Les affiches de campagne des candidats à l'élection présidentielle, Emmanuel Macron et Marine Le Pen, à Bachos, en Occitanie, le 24 avril 2022. | Valentine Chapuis / AFP
Les affiches de campagne des candidats à l'élection présidentielle, Emmanuel Macron et Marine Le Pen, à Bachos, en Occitanie, le 24 avril 2022. | Valentine Chapuis / AFP

Quand on regarde la carte des départements de France, l'Isère apparaît coupée en deux gros ensembles arrondis posés l'un sur l'autre, en léger décalé entre le sillon du Rhône et les contreforts alpins. Interrogé sur son appartenance au département, un Berjallien vous répondra qu'il réside dans le Nord-Isère, un Grenoblois dans le Sud-Isère. Le quotidien régional Le Dauphiné Libéré distingue d'ailleurs les éditions «départementales» du Nord-Isère et celles du Sud-Isère. Le col de la Rossatière relie ces deux Isère séparées par les massifs du Vercors et de la Chartreuse et une zone vallonée sinistrement baptisée «terres froides».

Deux Isère, trois votes

Le 10 avril, au premier tour de la présidentielle, les électeurs de 78% des communes du Nord-Isère et des terres froides ont placé Marine Le Pen en tête, pour seulement 12% des communes du Sud-Isère. À quelques points près, les scores s'inversent sur le vote en faveur d'Emmanuel Macron. Quant à Jean-Luc Mélenchon, au sud, il rafle la mise à Grenoble, dans ses banlieues populaires comme Échirolles ou Saint-Martin d'Hères, ainsi que dans les communes moins peuplées du Vercors, exposées à des pollutions atmosphériques récurrentes.

Au Nord, trois communes placent le chef des «insoumis» devant Le Pen et Macron: Villefontaine, l'Isle d'Abeau et Pont-de-Cheruy. Leur caractéristique: une forte population d'origine immigrée.
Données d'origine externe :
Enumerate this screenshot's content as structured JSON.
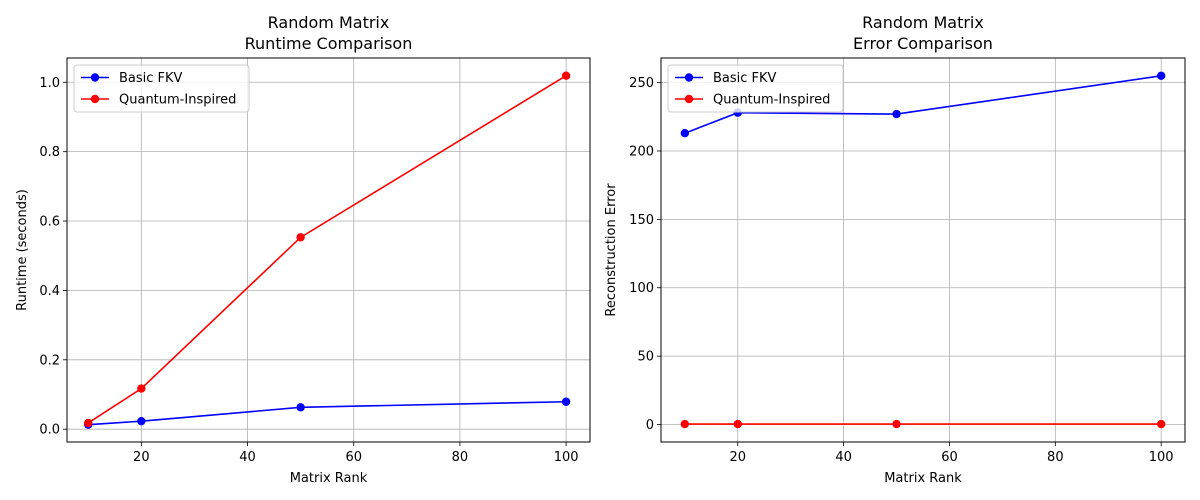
{
  "chart_data": [
    {
      "type": "line",
      "title_lines": [
        "Random Matrix",
        "Runtime Comparison"
      ],
      "xlabel": "Matrix Rank",
      "ylabel": "Runtime (seconds)",
      "xlim": [
        6,
        104.5
      ],
      "ylim": [
        -0.037,
        1.07
      ],
      "xticks": [
        20,
        40,
        60,
        80,
        100
      ],
      "yticks": [
        0.0,
        0.2,
        0.4,
        0.6,
        0.8,
        1.0
      ],
      "ytick_decimals": 1,
      "grid": true,
      "legend_position": "upper-left",
      "x": [
        10,
        20,
        50,
        100
      ],
      "series": [
        {
          "name": "Basic FKV",
          "color": "#0000ff",
          "values": [
            0.013,
            0.023,
            0.063,
            0.079
          ]
        },
        {
          "name": "Quantum-Inspired",
          "color": "#ff0000",
          "values": [
            0.018,
            0.117,
            0.553,
            1.019
          ]
        }
      ]
    },
    {
      "type": "line",
      "title_lines": [
        "Random Matrix",
        "Error Comparison"
      ],
      "xlabel": "Matrix Rank",
      "ylabel": "Reconstruction Error",
      "xlim": [
        5.5,
        104.5
      ],
      "ylim": [
        -12.8,
        268
      ],
      "xticks": [
        20,
        40,
        60,
        80,
        100
      ],
      "yticks": [
        0,
        50,
        100,
        150,
        200,
        250
      ],
      "ytick_decimals": 0,
      "grid": true,
      "legend_position": "upper-left",
      "x": [
        10,
        20,
        50,
        100
      ],
      "series": [
        {
          "name": "Basic FKV",
          "color": "#0000ff",
          "values": [
            213,
            228,
            227,
            255
          ]
        },
        {
          "name": "Quantum-Inspired",
          "color": "#ff0000",
          "values": [
            0.3,
            0.3,
            0.3,
            0.3
          ]
        }
      ]
    }
  ]
}
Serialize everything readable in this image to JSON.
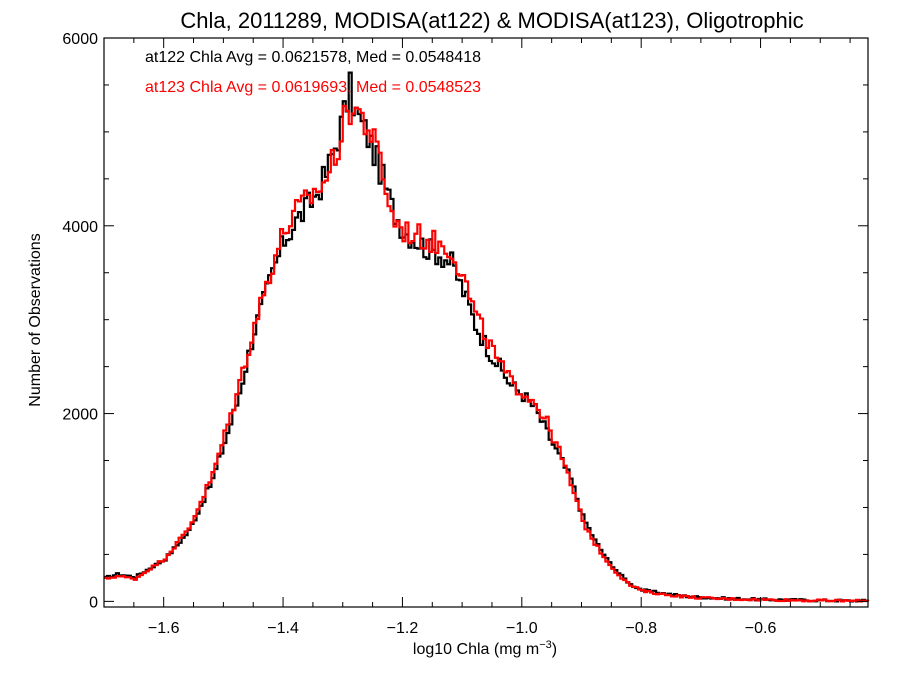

La scission géographique du vote se superpose sur le paysage démographique et social des deux Isère.

À Bourgoin-Jallieu, capitale du Nord-Isère, le chômage approche 16%, presque le double de la moyenne nationale et plus du double qu'à Grenoble (7,6%). Selon l'enquête Insee 2020 sur les revenus et patrimoine, dans le bassin Nord-Isère, seulement 36% des ménages sont imposables pour 43% en France et dans le Sud-Isère.

Au siècle dernier, l'économie du Nord-Isère s'appuyait sur quelques gros établissements d'industrie lourde et de petites exploitations agricoles. Avec la désindustrialisation et les remembrements, les usines et les pâturages ont laissé place à des lotissements de pavillons modestes, à des cités HLM, à des collectifs privés sans charme ni isolation efficace pour former une troisième couronne de la métropole lyonnaise.

Les employés, les ouvriers, les cadres moyens des zones d'activité de l'est lyonnais trouvent ici des logements à portée de budget. Parfois un emploi à faible valeur ajoutée dans un entrepôt logistique ou une société de transport implantée près des nœuds autoroutiers entre Bourgoin-Jallieu et Villeurbanne. Aires de covoiturages et TER direction Lyon-Part Dieu sont saturés aux heures de pointe. Pendant l'hiver 2018-2019, les «gilets jaunes» plantaient des cabanes sur tous les ronds-points du Nord-Isère.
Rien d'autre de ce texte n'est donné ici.